News and Opinion from Sisters, Oregon

Brown planning phased ‘reopening’

Oregonians may have a clearer picture of a roadmap to recovery during the first week of May.

A presentation by Governor Kate Brown dated April 20 lays out a tentative three-phase plan for lifting “Stay At Home, Save Lives” restrictions, a plan that is expected to be more fully lined out during the week of May 4. The presentation keys off of Trump administration guidelines that say that “reopening” requires downward trajectories during a 14-day period of influenza-like illnesses, COVID-19-like cases, of documented cases or of positive tests as a percent of total tests. They also call for “surge capacity” in healthcare systems and “robust testing and contact tracing.”

Brown’s presentation indicates that metrics would be modified to reflect conditions in rural counties that have few or no confirmed cases. Counties would be able to request opening with positive recommendations from county health authorities and local hospitals and a vote of the governing body certifying hospital capacity and sufficient personal protective equipment for first responders.

Phase 1 begins at the Governor’s direction after all case status and health system preparedness criteria are met.
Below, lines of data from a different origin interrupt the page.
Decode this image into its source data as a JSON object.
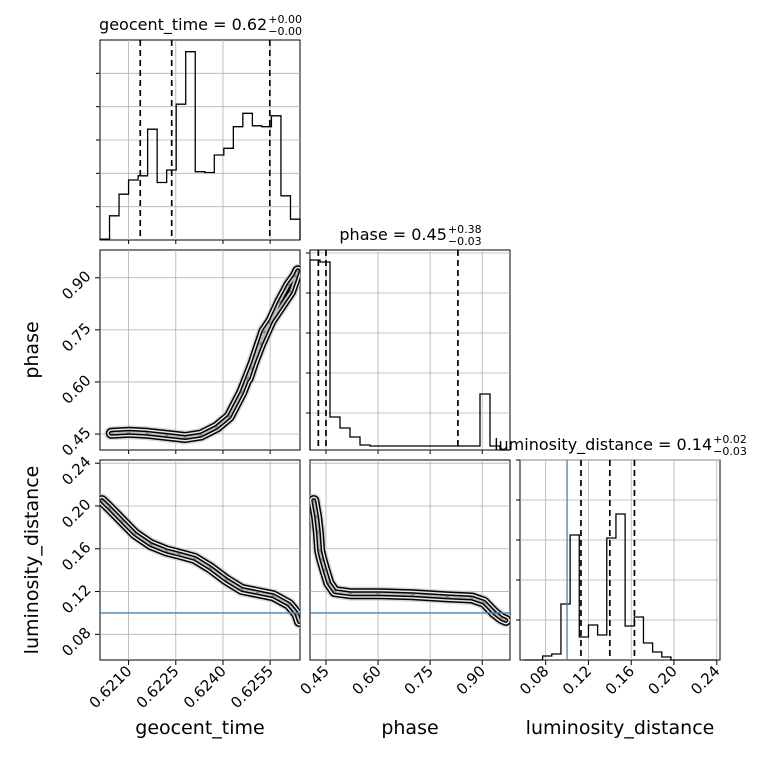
{
  "chart_data": {
    "type": "corner",
    "parameters": [
      "geocent_time",
      "phase",
      "luminosity_distance"
    ],
    "axis_labels": {
      "geocent_time": "geocent_time",
      "phase": "phase",
      "luminosity_distance": "luminosity_distance"
    },
    "titles": [
      {
        "param": "geocent_time",
        "text": "geocent_time = 0.62",
        "plus": "+0.00",
        "minus": "−0.00"
      },
      {
        "param": "phase",
        "text": "phase = 0.45",
        "plus": "+0.38",
        "minus": "−0.03"
      },
      {
        "param": "luminosity_distance",
        "text": "luminosity_distance = 0.14",
        "plus": "+0.02",
        "minus": "−0.03"
      }
    ],
    "ranges": {
      "geocent_time": [
        0.62009,
        0.62645
      ],
      "phase": [
        0.404,
        0.98
      ],
      "luminosity_distance": [
        0.056,
        0.243
      ]
    },
    "ticks": {
      "geocent_time": {
        "values": [
          0.621,
          0.6225,
          0.624,
          0.6255
        ],
        "labels": [
          "0.6210",
          "0.6225",
          "0.6240",
          "0.6255"
        ]
      },
      "phase": {
        "values": [
          0.45,
          0.6,
          0.75,
          0.9
        ],
        "labels": [
          "0.45",
          "0.60",
          "0.75",
          "0.90"
        ]
      },
      "luminosity_distance": {
        "values": [
          0.08,
          0.12,
          0.16,
          0.2,
          0.24
        ],
        "labels": [
          "0.08",
          "0.12",
          "0.16",
          "0.20",
          "0.24"
        ]
      }
    },
    "left_ticks": {
      "phase": {
        "values": [
          0.45,
          0.6,
          0.75,
          0.9
        ],
        "labels": [
          "0.45",
          "0.60",
          "0.75",
          "0.90"
        ]
      },
      "luminosity_distance": {
        "values": [
          0.08,
          0.12,
          0.16,
          0.2,
          0.24
        ],
        "labels": [
          "0.08",
          "0.12",
          "0.16",
          "0.20",
          "0.24"
        ]
      }
    },
    "quantiles": {
      "geocent_time": [
        0.62137,
        0.62237,
        0.62549
      ],
      "phase": [
        0.428,
        0.45,
        0.83
      ],
      "luminosity_distance": [
        0.113,
        0.14,
        0.163
      ]
    },
    "truths": {
      "luminosity_distance": 0.1
    },
    "histograms": {
      "geocent_time": {
        "range": [
          0.62009,
          0.62645
        ],
        "counts": [
          1,
          29,
          55,
          72,
          77,
          133,
          69,
          84,
          163,
          226,
          82,
          81,
          102,
          110,
          136,
          152,
          137,
          136,
          149,
          53,
          25
        ],
        "y_max": 240,
        "y_ticks": [
          40,
          80,
          120,
          160,
          200
        ]
      },
      "phase": {
        "range": [
          0.404,
          0.98
        ],
        "counts": [
          190,
          188,
          33,
          22,
          13,
          5,
          4,
          4,
          4,
          4,
          4,
          4,
          4,
          4,
          4,
          4,
          4,
          56,
          4,
          0
        ],
        "y_max": 200,
        "y_ticks": [
          37,
          77,
          117,
          157,
          197
        ]
      },
      "luminosity_distance": {
        "range": [
          0.06,
          0.24
        ],
        "counts": [
          0,
          0,
          4,
          6,
          56,
          125,
          23,
          35,
          25,
          122,
          146,
          34,
          43,
          17,
          8,
          3,
          0,
          0,
          0,
          0,
          0
        ],
        "y_max": 200,
        "y_ticks": [
          40,
          80,
          120,
          160,
          200
        ]
      }
    },
    "scatter": {
      "phase_vs_geocent_time": [
        [
          0.62045,
          0.452
        ],
        [
          0.621,
          0.455
        ],
        [
          0.6216,
          0.452
        ],
        [
          0.6222,
          0.446
        ],
        [
          0.6228,
          0.44
        ],
        [
          0.6233,
          0.447
        ],
        [
          0.6238,
          0.47
        ],
        [
          0.6242,
          0.5
        ],
        [
          0.6246,
          0.57
        ],
        [
          0.6249,
          0.64
        ],
        [
          0.6252,
          0.71
        ],
        [
          0.6255,
          0.77
        ],
        [
          0.6258,
          0.83
        ],
        [
          0.6261,
          0.88
        ],
        [
          0.6263,
          0.905
        ],
        [
          0.62638,
          0.92
        ],
        [
          0.62615,
          0.86
        ],
        [
          0.6253,
          0.745
        ],
        [
          0.6248,
          0.61
        ]
      ],
      "luminosity_distance_vs_geocent_time": [
        [
          0.62015,
          0.205
        ],
        [
          0.6204,
          0.198
        ],
        [
          0.6208,
          0.186
        ],
        [
          0.6212,
          0.174
        ],
        [
          0.6217,
          0.164
        ],
        [
          0.6222,
          0.158
        ],
        [
          0.6226,
          0.155
        ],
        [
          0.6231,
          0.151
        ],
        [
          0.6236,
          0.142
        ],
        [
          0.6241,
          0.131
        ],
        [
          0.6246,
          0.122
        ],
        [
          0.6251,
          0.119
        ],
        [
          0.6256,
          0.116
        ],
        [
          0.6261,
          0.108
        ],
        [
          0.62635,
          0.099
        ],
        [
          0.62643,
          0.092
        ]
      ],
      "luminosity_distance_vs_phase": [
        [
          0.415,
          0.205
        ],
        [
          0.423,
          0.19
        ],
        [
          0.428,
          0.176
        ],
        [
          0.432,
          0.158
        ],
        [
          0.438,
          0.15
        ],
        [
          0.447,
          0.14
        ],
        [
          0.458,
          0.128
        ],
        [
          0.475,
          0.12
        ],
        [
          0.52,
          0.118
        ],
        [
          0.6,
          0.118
        ],
        [
          0.7,
          0.117
        ],
        [
          0.8,
          0.115
        ],
        [
          0.87,
          0.114
        ],
        [
          0.905,
          0.11
        ],
        [
          0.935,
          0.1
        ],
        [
          0.955,
          0.095
        ],
        [
          0.968,
          0.093
        ]
      ]
    },
    "grid": true
  }
}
As it stands now, Brown’s plan would likely keep sports arenas, churches, bars and gyms closed through phase one. A work group is to prepare a plan for allowing sit-down dining. People out in public, including parks and outdoor recreation areas, would be encouraged to maximize physical distance from others. Workers would be encouraged to continue teleworking wherever possible.

If health criteria hold for 14 days after initiating Phase 1, the state could then move on to Phase 2, where gathering sizes could go to 50 and non-essential travel could resume. Gyms and bars could reopen in Phase 2, with physical distancing requirements. Phase 3 would allow an unspecified increase in permitted size of gatherings, unrestricted staffing at worksites; visitors could be allowed at nursing homes and bars and restaurants could have more seating.

Each phase is dependent upon the continued downward trend of cases.

A tentative timeline extrapolated from the presentation appears to have Oregon moving toward the initiation of a Phase 1 reopening somewhere around the third week in May, with subsequent phases initiated no earlier than 14 days after successfully moving through the previous phase. That would place Phase 3 possibly initiating somewhere around mid-to-late June.